Latham is also CEO of Games Audit, a company which audits projects in the game industry and finance world, giving him a formidable contacts book and an intimate knowledge of current working practices in games. Here are his top ten tips for making yourself an employable games graduate.
It’s important that you can operate commercially as well as program or create great art projects. In the real world you won’t be building everything from scratch. One of your key tasks will be evaluating middleware and engines. You should remember that being commercially aware also involves diplomacy skills as you will need to disagree with colleagues at times. Make sure you can point to examples of your ability to assess middleware when you speak to potential employers.
Keep a risk log
Whether it is part of your course or not, in a group project you should create a risk log. That means breaking down the risks associated with your project, grading them and identifying mitigation strategies. When a potential employer interviews you they will be keen to talk about this, and by being able to point to a risk log you demonstrate you can think objectively and anticipate problems.

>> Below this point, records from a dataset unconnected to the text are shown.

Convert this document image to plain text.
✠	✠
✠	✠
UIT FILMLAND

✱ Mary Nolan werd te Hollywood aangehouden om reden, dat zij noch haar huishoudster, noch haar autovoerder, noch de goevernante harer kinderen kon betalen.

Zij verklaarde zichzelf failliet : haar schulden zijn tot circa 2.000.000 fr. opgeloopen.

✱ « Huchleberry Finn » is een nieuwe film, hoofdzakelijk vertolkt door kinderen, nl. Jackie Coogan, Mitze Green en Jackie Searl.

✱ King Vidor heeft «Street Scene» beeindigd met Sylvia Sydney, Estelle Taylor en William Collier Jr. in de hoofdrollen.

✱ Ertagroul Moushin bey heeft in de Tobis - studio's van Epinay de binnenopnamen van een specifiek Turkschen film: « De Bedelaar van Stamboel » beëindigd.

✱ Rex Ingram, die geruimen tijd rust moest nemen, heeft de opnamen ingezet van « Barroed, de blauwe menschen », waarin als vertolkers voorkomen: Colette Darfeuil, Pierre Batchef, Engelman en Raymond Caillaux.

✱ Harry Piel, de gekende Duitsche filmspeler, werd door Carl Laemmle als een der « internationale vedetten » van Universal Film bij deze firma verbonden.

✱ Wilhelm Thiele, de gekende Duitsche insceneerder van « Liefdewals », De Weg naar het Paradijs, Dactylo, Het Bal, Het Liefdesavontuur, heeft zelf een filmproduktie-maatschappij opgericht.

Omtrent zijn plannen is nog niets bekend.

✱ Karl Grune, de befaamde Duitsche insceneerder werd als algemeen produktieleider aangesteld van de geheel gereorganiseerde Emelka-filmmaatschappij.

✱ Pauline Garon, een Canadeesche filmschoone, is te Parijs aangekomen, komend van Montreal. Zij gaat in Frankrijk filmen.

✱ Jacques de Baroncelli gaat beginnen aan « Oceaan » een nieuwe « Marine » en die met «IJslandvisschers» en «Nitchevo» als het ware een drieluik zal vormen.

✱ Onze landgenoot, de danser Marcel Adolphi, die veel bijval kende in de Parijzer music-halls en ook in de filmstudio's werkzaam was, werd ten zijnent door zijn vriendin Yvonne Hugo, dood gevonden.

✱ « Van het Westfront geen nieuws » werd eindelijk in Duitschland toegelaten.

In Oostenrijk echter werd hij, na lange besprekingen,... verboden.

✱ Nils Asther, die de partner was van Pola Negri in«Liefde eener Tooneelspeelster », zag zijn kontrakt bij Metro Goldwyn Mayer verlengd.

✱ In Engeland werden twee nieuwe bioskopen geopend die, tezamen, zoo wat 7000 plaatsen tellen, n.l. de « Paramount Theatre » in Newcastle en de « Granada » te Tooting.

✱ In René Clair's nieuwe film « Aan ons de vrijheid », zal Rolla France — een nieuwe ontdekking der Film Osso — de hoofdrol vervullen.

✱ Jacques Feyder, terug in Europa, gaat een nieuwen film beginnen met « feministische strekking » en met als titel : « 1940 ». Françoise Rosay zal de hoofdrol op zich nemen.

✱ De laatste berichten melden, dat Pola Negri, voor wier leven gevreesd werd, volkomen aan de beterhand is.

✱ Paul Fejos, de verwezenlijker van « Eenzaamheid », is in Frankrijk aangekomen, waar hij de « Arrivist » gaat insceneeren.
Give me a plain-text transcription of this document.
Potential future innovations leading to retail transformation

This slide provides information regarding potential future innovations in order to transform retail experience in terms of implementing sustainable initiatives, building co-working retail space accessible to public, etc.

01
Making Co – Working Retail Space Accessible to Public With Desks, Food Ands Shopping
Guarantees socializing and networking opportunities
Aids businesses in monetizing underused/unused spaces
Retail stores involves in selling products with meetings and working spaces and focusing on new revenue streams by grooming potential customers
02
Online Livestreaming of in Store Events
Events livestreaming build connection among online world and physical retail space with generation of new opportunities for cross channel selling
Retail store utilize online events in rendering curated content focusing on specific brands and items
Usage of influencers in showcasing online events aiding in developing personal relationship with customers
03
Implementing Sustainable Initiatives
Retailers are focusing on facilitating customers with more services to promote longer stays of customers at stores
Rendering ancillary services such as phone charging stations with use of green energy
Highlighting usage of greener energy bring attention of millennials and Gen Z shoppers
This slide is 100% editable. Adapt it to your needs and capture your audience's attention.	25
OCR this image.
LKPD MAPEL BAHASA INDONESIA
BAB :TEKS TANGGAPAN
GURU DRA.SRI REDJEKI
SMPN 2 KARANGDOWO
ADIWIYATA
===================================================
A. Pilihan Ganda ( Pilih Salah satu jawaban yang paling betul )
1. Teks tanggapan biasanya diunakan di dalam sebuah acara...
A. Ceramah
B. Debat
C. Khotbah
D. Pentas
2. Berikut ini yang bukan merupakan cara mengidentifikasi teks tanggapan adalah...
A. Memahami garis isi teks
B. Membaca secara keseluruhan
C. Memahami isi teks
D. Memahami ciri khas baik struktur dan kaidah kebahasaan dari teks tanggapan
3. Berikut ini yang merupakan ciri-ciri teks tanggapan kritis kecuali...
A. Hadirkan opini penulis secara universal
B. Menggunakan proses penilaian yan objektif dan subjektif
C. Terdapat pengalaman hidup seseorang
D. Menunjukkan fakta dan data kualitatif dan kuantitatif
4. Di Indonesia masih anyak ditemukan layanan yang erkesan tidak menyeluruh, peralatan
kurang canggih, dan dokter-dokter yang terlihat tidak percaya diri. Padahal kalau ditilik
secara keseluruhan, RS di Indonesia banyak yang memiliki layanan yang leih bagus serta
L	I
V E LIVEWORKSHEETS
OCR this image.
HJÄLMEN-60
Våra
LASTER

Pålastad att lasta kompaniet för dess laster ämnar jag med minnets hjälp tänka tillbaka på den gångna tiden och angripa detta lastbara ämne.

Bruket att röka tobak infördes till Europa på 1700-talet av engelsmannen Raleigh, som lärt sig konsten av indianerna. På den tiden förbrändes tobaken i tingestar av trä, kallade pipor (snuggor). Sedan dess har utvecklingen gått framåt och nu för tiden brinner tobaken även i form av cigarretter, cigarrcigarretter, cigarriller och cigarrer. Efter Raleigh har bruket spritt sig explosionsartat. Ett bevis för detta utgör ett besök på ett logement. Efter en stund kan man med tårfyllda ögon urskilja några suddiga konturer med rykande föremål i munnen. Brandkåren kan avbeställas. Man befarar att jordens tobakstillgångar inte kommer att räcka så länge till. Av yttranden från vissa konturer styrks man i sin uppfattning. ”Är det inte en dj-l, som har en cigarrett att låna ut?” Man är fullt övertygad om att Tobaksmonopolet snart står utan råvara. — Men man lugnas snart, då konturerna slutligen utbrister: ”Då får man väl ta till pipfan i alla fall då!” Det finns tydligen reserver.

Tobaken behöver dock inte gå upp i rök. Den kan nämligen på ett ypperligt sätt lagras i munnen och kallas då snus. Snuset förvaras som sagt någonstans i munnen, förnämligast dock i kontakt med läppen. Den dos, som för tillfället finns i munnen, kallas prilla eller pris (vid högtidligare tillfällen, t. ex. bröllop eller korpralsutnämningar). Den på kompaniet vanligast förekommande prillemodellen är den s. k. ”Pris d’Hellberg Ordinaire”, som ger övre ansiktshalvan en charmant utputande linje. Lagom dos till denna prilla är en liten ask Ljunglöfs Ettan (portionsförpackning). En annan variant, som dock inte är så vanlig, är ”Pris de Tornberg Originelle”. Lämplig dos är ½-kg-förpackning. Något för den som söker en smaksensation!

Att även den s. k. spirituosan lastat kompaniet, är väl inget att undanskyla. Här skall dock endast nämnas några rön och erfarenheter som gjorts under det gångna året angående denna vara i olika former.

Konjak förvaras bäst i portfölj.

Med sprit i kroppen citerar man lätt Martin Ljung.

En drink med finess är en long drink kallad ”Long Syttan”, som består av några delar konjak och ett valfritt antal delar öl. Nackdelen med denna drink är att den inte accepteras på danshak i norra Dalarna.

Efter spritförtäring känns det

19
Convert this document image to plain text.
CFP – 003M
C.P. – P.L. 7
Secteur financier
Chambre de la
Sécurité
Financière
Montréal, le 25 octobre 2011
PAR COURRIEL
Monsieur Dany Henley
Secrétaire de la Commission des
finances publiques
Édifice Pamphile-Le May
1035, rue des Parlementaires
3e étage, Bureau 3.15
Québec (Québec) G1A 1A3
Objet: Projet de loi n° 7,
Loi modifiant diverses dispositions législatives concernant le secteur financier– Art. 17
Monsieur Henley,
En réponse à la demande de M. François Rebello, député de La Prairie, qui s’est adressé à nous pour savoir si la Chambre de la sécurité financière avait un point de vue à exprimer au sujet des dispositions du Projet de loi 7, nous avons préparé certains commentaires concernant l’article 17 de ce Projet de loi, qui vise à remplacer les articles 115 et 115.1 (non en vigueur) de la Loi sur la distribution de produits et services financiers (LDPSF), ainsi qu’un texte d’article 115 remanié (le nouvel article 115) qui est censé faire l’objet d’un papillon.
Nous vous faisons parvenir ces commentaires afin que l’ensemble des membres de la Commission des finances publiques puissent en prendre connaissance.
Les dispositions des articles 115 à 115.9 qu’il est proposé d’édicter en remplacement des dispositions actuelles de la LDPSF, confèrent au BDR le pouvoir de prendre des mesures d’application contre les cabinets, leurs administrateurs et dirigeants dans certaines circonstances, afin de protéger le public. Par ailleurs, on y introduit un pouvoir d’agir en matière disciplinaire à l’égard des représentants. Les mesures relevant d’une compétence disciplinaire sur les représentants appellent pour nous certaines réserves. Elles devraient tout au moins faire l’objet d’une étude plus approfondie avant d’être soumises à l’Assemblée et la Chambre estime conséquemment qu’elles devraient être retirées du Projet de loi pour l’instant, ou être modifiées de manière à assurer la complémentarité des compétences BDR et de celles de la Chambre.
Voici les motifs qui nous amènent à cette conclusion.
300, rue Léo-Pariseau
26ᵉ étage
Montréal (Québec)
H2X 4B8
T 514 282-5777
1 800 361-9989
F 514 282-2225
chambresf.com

It’s hard for students to do cold networking, but you have to hustle in life and the game industry is no different: you need to be able to communicate with people and talk to them. Graduates should remember that people won’t come to you, so you have to find people through forums and the like to gain visibility. It’s a good idea to use your lecturers’ networks, but you have to demonstrate that you will follow through and do a good job.
Be selective with your portfolio
If you are an engineer you must have a demo you can run with some source code you can discuss. You need to show how you are tackling hard problems, so it’s not about flashy graphics; it’s about explaining your core algorithms, and showing off some AI is good for this. If you are an artist, have four or five pieces that are really good – and cut out any rubbishy life drawing. If you’re an animator, remember that people like simple animations which are tricky to code. Even a wireframe of someone climbing over a gate will be impressive. But whatever your field, remember to be highly selective and only include your very best work.
Show you’re a team player
It’s easy to say this, but if you can point to a group project and discuss exactly how you worked with a team and overcame challenges you will be far better placed. You can have the best programmers in the world, but if they are not team players they will make life difficult.
Work on your core skills…
… but have another string to your bow. If you’re applying for a programmer job you will sit a programming test which will reveal your flaws. You have to work on your core skills and be very good at what you do. It’s helpful to have secondary skills such as Max modelling or even being able to prove you are very well-organised.
Be a good presenter
Standing up and giving presentations is a critical skill in many jobs, especially in the game industry. Every week I give my students a topic and at the start of the following week they have to give a five-minute presentation. You should practise your presentation skills, and make sure you can deliver within a very tight timeframe.
Get honest feedback
Use your lecturers or independents at trade shows to get a view on your work, rather than family and friends. And make sure you ask everyone who assesses you to be absolutely blunt. You have to get feedback, but it’s of little use unless it is completely, brutally honest.
Know about your employer
Employers hate it when someone turns up for the interview and its clear they don’t know what the company does. Often, it’s seen as an insult, but the checks go both ways. As well as knowing about the company and where you could fit in and make a contribution, look at any deals they’ve signed recently and at investments they’ve secured. You should know your potential employers are on a financially sound footing and can afford to hire and pay you.
Don’t worry about fixed-term contracts
If you are applying for a job, be aware that fixed-term contracts are becoming far more common as the game industry begins to mimic movies where freelance workers move from project to project. Make sure you negotiate a higher pay rate if you are being employed for a fixed period, rather than on a permanent deal.